Si une réflexion est menée sur ce sujet, elle devra donc être particulièrement concertée.

Je conclurai en signalant que la réforme de la DGF entreprise en 2004 n'a pas fini de produire ses effets péréquateurs. La DGF pour 2007 n'a pas encore été répartie par le comité des finances locales. Mais, cette année encore, l'effort en faveur de la péréquation ne devrait pas se démentir, grâce notamment à la reconduction, que nous avons eu l'occasion d'évoquer dans le débat sur la loi de finances, du contrat de croissance et de solidarité ainsi qu'au maintien à hauteur de 2,5 % de l'indexation de la DGF.

Telles sont, monsieur le sénateur, les précisions qu'il me semblait utile de vous apporter.

M. le président. La parole est à M. Claude Biwer.

M. Claude Biwer. Monsieur le ministre, je vous remercie des précisions que vous m'apportez. Vous confirmez que les réflexions sont bien engagées au niveau du Gouvernement et nous nous en félicitons. Toutefois, si nous insistons régulièrement sur ce thème, c'est bien parce que les « petits » départements sont aujourd'hui confrontés à des difficultés grandissantes. Je vous ai entendu évoquer ces difficultés et je crois que nous sommes sur une bonne voie.

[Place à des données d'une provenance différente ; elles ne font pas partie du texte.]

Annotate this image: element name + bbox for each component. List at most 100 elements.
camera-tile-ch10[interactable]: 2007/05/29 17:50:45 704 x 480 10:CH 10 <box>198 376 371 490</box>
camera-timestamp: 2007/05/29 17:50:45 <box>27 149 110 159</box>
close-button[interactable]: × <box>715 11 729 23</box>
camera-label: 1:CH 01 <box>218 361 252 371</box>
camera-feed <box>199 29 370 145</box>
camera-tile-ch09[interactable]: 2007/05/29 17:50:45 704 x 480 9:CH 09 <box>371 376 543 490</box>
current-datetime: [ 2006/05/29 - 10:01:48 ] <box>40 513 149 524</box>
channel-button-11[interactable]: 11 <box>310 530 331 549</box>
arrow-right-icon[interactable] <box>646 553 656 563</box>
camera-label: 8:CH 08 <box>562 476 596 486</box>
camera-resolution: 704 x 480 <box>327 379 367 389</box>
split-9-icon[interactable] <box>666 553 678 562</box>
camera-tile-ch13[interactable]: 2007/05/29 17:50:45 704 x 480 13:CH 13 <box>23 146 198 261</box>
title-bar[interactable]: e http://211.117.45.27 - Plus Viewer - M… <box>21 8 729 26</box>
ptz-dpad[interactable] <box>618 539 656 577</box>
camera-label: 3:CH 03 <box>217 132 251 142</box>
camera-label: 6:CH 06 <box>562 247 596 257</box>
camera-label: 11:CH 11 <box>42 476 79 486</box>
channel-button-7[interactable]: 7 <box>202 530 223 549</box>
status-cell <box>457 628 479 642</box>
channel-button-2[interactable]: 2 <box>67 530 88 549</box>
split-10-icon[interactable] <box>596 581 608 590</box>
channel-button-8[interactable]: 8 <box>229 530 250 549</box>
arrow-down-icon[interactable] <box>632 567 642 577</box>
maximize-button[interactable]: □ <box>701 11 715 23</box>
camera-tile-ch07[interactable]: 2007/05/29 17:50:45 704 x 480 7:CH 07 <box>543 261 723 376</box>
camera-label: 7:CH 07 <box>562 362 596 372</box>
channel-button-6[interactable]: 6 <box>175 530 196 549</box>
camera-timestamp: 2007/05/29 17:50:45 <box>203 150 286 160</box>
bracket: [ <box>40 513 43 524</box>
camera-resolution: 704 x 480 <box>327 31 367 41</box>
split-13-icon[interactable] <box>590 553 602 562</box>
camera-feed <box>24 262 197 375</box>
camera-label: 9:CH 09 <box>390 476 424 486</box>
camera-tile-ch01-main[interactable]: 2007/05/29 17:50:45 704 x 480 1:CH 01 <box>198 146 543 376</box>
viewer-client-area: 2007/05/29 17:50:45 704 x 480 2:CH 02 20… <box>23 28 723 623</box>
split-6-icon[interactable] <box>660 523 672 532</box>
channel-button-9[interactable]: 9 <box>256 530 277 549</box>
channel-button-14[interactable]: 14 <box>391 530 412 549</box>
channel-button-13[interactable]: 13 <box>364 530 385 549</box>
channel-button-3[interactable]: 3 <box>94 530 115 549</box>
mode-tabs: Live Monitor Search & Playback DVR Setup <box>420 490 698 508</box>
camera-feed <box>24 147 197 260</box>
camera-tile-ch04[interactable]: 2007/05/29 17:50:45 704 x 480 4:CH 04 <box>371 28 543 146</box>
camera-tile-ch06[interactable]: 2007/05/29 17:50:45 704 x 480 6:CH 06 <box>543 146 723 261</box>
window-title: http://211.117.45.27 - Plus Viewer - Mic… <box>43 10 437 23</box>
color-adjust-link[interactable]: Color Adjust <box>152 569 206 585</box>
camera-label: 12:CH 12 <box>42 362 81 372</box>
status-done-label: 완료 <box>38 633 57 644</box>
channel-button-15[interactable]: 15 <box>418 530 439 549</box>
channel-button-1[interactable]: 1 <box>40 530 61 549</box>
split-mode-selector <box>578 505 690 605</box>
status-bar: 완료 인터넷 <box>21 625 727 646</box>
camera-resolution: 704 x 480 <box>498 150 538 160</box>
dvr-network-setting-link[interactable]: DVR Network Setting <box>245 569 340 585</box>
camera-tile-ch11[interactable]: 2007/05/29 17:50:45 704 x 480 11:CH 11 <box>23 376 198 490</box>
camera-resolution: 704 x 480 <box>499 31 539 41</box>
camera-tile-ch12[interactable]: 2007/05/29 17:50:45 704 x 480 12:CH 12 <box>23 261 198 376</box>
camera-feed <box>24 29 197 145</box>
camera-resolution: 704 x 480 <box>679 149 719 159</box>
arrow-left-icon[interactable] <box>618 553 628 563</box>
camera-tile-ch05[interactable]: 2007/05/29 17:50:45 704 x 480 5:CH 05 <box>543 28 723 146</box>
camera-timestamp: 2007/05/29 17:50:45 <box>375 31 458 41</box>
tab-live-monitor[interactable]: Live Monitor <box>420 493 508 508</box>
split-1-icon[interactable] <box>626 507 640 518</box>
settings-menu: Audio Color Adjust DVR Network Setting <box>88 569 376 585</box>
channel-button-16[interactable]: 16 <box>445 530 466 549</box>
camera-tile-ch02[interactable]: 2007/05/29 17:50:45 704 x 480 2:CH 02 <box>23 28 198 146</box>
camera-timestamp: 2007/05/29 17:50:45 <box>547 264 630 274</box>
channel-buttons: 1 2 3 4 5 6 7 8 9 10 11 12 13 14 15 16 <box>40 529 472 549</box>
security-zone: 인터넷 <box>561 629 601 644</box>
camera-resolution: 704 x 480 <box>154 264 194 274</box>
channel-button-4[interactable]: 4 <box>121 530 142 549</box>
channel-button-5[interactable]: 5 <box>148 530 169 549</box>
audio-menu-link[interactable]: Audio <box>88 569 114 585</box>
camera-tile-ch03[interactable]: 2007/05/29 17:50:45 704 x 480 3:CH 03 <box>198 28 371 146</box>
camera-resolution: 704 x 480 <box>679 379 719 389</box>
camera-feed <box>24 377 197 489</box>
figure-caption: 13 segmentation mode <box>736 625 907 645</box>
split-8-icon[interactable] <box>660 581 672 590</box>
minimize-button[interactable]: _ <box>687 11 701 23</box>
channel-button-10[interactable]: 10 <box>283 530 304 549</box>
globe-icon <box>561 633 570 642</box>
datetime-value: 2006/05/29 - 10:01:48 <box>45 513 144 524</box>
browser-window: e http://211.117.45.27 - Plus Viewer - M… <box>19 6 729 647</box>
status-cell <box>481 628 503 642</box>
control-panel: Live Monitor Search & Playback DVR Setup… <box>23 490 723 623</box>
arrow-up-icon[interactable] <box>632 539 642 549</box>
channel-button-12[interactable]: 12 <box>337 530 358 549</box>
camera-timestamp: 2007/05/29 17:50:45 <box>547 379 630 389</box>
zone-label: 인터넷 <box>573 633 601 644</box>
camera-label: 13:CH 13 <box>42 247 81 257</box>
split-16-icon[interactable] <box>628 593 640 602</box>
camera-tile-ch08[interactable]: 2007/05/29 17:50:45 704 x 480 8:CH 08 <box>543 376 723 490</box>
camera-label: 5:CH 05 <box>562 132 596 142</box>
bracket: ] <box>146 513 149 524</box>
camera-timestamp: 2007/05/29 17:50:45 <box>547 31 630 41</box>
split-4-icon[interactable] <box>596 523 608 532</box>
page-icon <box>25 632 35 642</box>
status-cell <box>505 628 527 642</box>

Pour la gestion du fonds et pour la mise en oeuvre de la péréquation, je me permettrai de dire que le meilleur échelon me paraît devoir être l'échelon national, car, à l'échelon départemental ou régional, nous savons bien, les uns et les autres, ce à quoi nous nous exposons.

La dotation de solidarité urbaine a connu des augmentations beaucoup plus importantes en pourcentage que la dotation de solidarité rurale, raison pour laquelle nous regrettons parfois que le fossé ait tendance à se creuser entre zones rurales et zones urbaines. Nous espérons donc que les mesures que vous préconisez porteront leurs fruits.